Basic Usage#
Generating synthetic data sets with repliclust
is based on data set
archetypes. You use an Archetype
object to encode your preferences
for the overall geometry of your synthetic data sets. After specifying
the desired archetype, you define a DataGenerator
object based on
your desired archetype(s). You can then generate synthetic data sets
on command.
We run through a simple example below. After importing repliclust
,
we define an archetype archetype_oblong to create synthetic data with
oblong clusters. In defining the archetype, we set a few basic
attributes: the number of clusters (5), the dimensionality (2), and the
total number of samples (1000). To make the archetype oblong, we set
aspect_ref=3
, which gives the typical cluster an aspect ratio of
three. The choice aspect_maxmin=1.5
creates some variability in the
cluster aspect ratio, making some clusters a bit more oblong than
others.
from repliclust import Archetype, DataGenerator
archetype_oblong = Archetype(n_clusters=5, dim=2, n_samples=500,
aspect_ref=3, aspect_maxmin=1.5,
name="oblong")
data_generator = DataGenerator(archetype=archetype_oblong)
After defining the data_generator based on archetype_oblong, we can
immediately start generating synthetic data sets with oblong clusters.
One way to do this is by calling the method
synthesize()
.
The output of this method is a tuple (X, y, archetype), where
X is the dataset, y are the cluster labels, and archetype
is the archetype. (If we had not specified the name as
“oblong”, repliclust
would have automatically assigned a default
name such as “archetype0”.)
The simulation below shows how to generate synthetic data based on our current setup.

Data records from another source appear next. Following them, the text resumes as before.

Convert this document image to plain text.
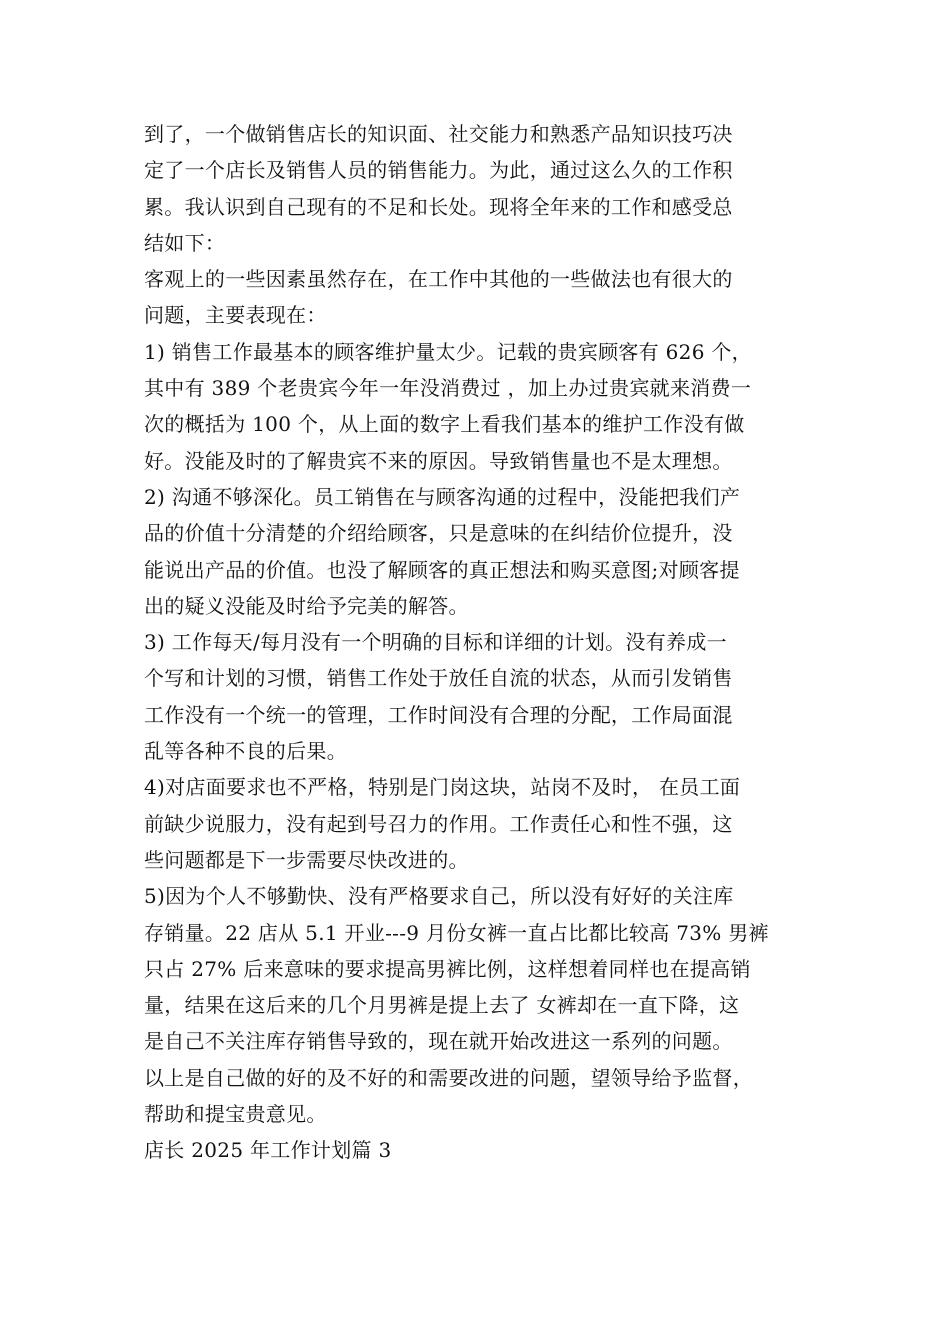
到了，一个做销售店长的知识面、社交能力和熟悉产品知识技巧决
定了一个店长及销售人员的销售能力。为此，通过这么久的工作积
累。我认识到自己现有的不足和长处。现将全年来的工作和感受总
结如下：
客观上的一些因素虽然存在，在工作中其他的一些做法也有很大的
问题，主要表现在：
1) 销售工作最基本的顾客维护量太少。记载的贵宾顾客有 626 个，
其中有 389 个老贵宾今年一年没消费过 ，加上办过贵宾就来消费一
次的概括为 100 个，从上面的数字上看我们基本的维护工作没有做
好。没能及时的了解贵宾不来的原因。导致销售量也不是太理想。
2) 沟通不够深化。员工销售在与顾客沟通的过程中，没能把我们产
品的价值十分清楚的介绍给顾客，只是意味的在纠结价位提升，没
能说出产品的价值。也没了解顾客的真正想法和购买意图;对顾客提
出的疑义没能及时给予完美的解答。
3) 工作每天/每月没有一个明确的目标和详细的计划。没有养成一
个写和计划的习惯，销售工作处于放任自流的状态，从而引发销售
工作没有一个统一的管理，工作时间没有合理的分配，工作局面混
乱等各种不良的后果。
4)对店面要求也不严格，特别是门岗这块，站岗不及时， 在员工面
前缺少说服力，没有起到号召力的作用。工作责任心和性不强，这
些问题都是下一步需要尽快改进的。
5)因为个人不够勤快、没有严格要求自己，所以没有好好的关注库
存销量。22 店从 5.1 开业---9 月份女裤一直占比都比较高 73% 男裤
只占 27% 后来意味的要求提高男裤比例，这样想着同样也在提高销
量，结果在这后来的几个月男裤是提上去了 女裤却在一直下降，这
是自己不关注库存销售导致的，现在就开始改进这一系列的问题。
以上是自己做的好的及不好的和需要改进的问题，望领导给予监督，
帮助和提宝贵意见。
店长 2025 年工作计划篇 3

Before running the code below, first run the code above to define the archetype and data generator.
import matplotlib.pyplot as plt
from repliclust import set_seed
set_seed(0)
X, y, archetype = data_generator.synthesize()
fig, ax = plt.subplots(figsize=(6,6), dpi=150)
ax.scatter(X[:,0], X[:,1], c=y, s=15, alpha=0.5, linewidth=1.0)
plt.title("Synthetic Data from Archetype '"
+ archetype.name + "'")
plt.xlabel('X1')
plt.ylabel('X2').set_rotation(0)
plt.axis('equal');
The function set_seed()
sets a
random seed to make data generation reproducible.
The scatter plot above confirms that the clusters in our synthetic dataset are indeed oblong. We discuss how to customize archetypes in section Specifying an Archetype.